VI
Llegué a la calle en momentos muy críticos. Las dos piezas de la calle de San Pedro habían perdido gran parte de su gente y los cadáveres obstruían el suelo. La de la calle de San José había de resistir el fuego de los franceses sin más garantía de superioridad que el heroísmo de don Pedro Velarde y el auxilio de los tiros de fusil. Al dar los primeros pasos encontré uno y me situé junto a la entrada del Parque, desde donde podía hacer fuego hacia la calle Ancha, resguardado por el machón de la puerta. Allí se me presentó una cara conocida, aunque horriblemente desfigurada, en la persona de Pacorro Chinitas, que, incorporándose entre un montón de tierra y el cuerpo de otro infeliz ya moribundo, hablóme así con voz desfallecida:
—Gabriel, yo me acabo; yo no sirvo ya para nada.
—Animo, Chinitas —dije, devolviéndole el fusil que caía de sus manos—, levántate.
—¿Levantarme? Ya no tengo piernas. ¿Traes tú pólvora? Dame acá: yo te cargaré el fusil… Pero me caigo redondo. ¿Ves esta sangre? Pues es toda mía y de este compañero que ahora se va… Ya expiró… Adiós, Madrid, ya me encandilo… Gabriel, apunta a la cabeza. Dios sea conmigo y me perdone. Nos quitan el Parque, pero de cada gota de esta sangre saldrá un hombre con su fusil hoy, mañana y al otro día. Gabriel, no cargues tan fuerte, que revienta. Ponte más adentro. Si no tienes navaja búscala, porque vendrán a la bayoneta. Toma la mía. Allí está, junto a la pierna que perdí… ¡Ay!, ya no veo más que un cielo negro. ¡Qué humo tan negro! Gabriel, cuando esto se acabe me darás un poco de agua… ¡Agua, Señor Dios…, agua!
Cuando me aparté de allí Chinitas ya no existía. El combate llegaba a un extremo de desesperación y la artillería enemiga avanzó hacia nosotros.
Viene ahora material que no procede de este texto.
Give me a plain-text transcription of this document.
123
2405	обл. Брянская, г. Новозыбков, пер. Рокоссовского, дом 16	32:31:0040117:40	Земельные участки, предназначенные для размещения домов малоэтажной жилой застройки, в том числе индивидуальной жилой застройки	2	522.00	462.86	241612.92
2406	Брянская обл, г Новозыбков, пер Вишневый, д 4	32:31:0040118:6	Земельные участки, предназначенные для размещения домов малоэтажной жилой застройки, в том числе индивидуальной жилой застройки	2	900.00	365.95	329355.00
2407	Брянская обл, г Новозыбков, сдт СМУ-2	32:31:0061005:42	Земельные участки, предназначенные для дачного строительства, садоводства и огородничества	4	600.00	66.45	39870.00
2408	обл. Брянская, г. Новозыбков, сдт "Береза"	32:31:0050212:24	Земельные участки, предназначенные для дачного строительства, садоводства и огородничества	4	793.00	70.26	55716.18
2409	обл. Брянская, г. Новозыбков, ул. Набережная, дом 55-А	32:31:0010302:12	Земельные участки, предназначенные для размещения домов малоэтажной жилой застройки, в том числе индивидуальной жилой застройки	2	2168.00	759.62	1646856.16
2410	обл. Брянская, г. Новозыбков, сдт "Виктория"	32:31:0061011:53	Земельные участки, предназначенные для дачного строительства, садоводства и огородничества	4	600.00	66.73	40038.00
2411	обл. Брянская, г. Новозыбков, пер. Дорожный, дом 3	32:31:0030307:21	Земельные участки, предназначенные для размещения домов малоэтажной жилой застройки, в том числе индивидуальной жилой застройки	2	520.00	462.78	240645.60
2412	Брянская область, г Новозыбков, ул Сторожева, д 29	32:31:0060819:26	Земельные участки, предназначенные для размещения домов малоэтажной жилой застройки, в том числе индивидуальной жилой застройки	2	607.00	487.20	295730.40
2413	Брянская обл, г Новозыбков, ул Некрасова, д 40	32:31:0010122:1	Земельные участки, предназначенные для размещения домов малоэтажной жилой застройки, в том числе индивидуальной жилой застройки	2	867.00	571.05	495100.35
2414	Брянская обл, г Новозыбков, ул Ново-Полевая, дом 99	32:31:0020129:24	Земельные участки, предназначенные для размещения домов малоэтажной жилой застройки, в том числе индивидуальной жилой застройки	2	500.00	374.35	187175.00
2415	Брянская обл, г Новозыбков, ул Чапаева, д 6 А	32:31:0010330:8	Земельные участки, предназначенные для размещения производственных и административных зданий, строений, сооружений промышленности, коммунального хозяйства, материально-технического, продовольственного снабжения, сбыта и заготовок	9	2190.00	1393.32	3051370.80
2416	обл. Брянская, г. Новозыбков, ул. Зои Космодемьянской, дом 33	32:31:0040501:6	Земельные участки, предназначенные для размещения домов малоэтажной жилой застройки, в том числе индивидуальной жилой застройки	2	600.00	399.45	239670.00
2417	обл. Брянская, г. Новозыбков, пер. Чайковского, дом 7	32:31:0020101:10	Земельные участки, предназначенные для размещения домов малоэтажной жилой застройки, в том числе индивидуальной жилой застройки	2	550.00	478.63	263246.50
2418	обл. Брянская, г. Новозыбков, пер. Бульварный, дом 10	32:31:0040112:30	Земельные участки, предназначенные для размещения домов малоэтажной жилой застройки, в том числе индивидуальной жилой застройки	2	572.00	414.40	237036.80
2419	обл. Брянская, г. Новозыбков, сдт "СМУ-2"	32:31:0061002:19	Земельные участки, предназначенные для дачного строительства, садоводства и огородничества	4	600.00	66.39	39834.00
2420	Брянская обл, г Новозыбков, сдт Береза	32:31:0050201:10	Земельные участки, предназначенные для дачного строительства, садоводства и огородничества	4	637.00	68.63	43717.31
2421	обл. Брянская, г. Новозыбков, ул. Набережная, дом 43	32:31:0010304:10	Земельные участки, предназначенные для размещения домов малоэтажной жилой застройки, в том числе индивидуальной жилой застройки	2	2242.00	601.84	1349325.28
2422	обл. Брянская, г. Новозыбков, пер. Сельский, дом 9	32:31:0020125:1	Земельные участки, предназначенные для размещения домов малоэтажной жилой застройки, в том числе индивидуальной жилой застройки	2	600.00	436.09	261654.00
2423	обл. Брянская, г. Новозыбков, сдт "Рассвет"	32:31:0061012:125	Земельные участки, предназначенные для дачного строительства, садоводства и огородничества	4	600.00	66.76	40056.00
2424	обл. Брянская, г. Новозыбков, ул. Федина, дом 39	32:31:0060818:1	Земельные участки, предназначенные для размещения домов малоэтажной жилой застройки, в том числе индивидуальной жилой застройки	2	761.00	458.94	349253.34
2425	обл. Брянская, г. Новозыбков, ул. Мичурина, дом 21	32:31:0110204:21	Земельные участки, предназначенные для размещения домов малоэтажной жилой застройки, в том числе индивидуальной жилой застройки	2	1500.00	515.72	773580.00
Animados por Daoiz, los heroicos paisanos pudieron rechazar por última vez la infantería francesa, que en pequeños pelotones se destacaba de la fuerza enemiga.
—¡Ea! —gritó la Primorosa cuando volvió a comenzar el fuego de cañón—. Atrás, que yo gasto malas bromas. Soy la reina, soy la emperadora del Rastro y acostumbro a fumar en este cigarro de bronce porque no las gasto menos. ¿Quieren una chupadita? Pos allá va.
La brava mujer calló de improviso porque la otra maja que cerca de ella estaba cayó violentamente herida por un casco de metralla. De su despedazada cabeza saltaron, salpicándonos, repugnantes pedazos. La esposa de Chinitas, que también estaba herida, miró el cuerpo expirante de su compañera. Debo consignar aquí un hecho transcendental: la Primorosa se puso repentinamente pálida y repentinamente seria.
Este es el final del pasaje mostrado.